I walk through the pouring rain, wind howling at my face, tearing, my hair blows in the wind. The rain streams down my youthful face, aged now, with grief and pain, rain like tears, falls from empty sky. I walk through twilit streets, dim with mist and rain, and I wander, lost in daylight dreams, a haze of visions, enshrouding me, embracing me....her touch soft on my cheek, her gaze gentle, and yet strong, helping me, guiding me out of the howling storms of my inner mind, her whisper warm against my ear, her tears hot, mix with mine, as she whispers, her words full of love and quiet strength, even as she weeps, quiet tears. I fall into dark oblivion, lulled by her caring words, and the soft and gentle sounds of her weeping. I am walking. That, a distant memory, gone, shattered into a million shards of brightest glass, her screams mingle with mine, her body cold on empty street, the wind howls, leaves whipping past my pale face. I hold her, tears streaming, falling, her life bleeding out, trickling, slowing....she draws in a ragged breath, tongue poised for words, eyes desperate, pleading. She dies, breath sighing, slipping, back, into that cruel Autumnal world. I fall, head cradled against her chilling breast, blood slowing now, stopping. She is cold against me. I scream, world uncaring, carries on, and I alone, agony cold in my chest, I fall into the deepest black, her screams echoing after me, down into the dark of sleep. I walk, the rain pours down, the wind cuts me, chills me, dank hair falling, I walk alone, and empty, of life of love, of joy of peace.

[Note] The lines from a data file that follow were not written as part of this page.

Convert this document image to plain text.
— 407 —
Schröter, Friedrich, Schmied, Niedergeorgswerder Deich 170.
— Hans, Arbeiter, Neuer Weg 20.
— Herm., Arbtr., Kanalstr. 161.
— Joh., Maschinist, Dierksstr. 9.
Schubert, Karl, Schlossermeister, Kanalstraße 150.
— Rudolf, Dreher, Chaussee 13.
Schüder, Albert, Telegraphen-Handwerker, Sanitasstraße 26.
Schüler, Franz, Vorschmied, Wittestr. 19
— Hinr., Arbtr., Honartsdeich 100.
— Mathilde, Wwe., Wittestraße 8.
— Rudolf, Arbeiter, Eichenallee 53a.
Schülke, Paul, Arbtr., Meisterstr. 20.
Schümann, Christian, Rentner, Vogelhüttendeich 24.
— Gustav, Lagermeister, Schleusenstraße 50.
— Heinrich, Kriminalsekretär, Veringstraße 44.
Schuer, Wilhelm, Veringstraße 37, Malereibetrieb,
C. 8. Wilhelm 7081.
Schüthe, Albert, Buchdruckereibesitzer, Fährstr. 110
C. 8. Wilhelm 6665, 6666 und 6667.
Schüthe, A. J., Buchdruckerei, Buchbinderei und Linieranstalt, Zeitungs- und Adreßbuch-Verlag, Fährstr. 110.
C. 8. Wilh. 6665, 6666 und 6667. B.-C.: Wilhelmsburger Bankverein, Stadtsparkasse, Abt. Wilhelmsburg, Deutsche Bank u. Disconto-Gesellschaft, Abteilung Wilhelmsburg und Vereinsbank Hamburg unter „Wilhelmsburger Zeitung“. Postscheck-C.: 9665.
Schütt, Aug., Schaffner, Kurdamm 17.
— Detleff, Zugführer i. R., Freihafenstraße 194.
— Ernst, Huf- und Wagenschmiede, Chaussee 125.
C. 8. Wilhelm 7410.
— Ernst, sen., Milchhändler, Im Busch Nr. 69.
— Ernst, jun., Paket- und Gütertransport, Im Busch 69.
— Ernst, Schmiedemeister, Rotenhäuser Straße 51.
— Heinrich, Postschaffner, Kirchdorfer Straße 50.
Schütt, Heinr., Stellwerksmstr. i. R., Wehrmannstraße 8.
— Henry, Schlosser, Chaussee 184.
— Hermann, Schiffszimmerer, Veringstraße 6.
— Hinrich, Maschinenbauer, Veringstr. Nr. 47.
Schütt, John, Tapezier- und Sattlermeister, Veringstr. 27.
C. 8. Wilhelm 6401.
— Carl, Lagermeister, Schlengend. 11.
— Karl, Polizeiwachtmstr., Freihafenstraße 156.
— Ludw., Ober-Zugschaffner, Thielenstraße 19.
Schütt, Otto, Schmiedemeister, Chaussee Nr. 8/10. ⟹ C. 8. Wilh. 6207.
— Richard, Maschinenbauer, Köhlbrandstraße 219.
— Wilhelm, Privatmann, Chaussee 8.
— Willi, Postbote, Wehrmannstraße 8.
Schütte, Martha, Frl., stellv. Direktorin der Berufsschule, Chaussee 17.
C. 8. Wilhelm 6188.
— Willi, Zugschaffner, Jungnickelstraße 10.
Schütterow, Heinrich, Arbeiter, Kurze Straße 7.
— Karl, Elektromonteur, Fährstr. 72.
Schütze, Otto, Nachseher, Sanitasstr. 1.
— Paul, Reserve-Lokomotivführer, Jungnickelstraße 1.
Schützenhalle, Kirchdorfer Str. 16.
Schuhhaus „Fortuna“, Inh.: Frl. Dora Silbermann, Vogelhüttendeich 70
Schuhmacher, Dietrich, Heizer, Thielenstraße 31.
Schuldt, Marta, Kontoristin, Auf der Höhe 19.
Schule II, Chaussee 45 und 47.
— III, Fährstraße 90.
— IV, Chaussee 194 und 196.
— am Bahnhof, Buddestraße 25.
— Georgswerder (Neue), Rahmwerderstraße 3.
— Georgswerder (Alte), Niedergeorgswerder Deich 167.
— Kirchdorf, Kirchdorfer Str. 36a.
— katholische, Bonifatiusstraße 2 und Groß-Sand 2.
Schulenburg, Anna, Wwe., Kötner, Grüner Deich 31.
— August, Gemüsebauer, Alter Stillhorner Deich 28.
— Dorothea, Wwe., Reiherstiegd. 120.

I walk, and that empty pain, bitter as the dregs of cheapest wine, roars up, a storm once held in check by her love and gentle tears, strengthened by newer loss and fresher pain, it wells up, and I scream, ragged and tearing. I fall, knees scraping, stones stabbing, mud and leaves pulling, reaching, for my weary soul. I weep for pain and bitter grief, the storms roaring, within, without. I look up at cloudy sky, grey and empty, rain falling like bitter tears. I fall, limbs failing, heart quailing, beneath the empty, bitter pain. I lie here, amidst the mud and leaves, rain whipping past, wind screaming, I lie, consumed at last, by grief, cold fingers squeezing my screaming heart. I lie here, and wait for death, and my beloveds gentle tears.
Autumnal grief and bitter pain. These are the themes of this poem. I wish that love be not so fragile, and trust not so easily shattered, irreparably, lost in a million shining fragments of cutting glass.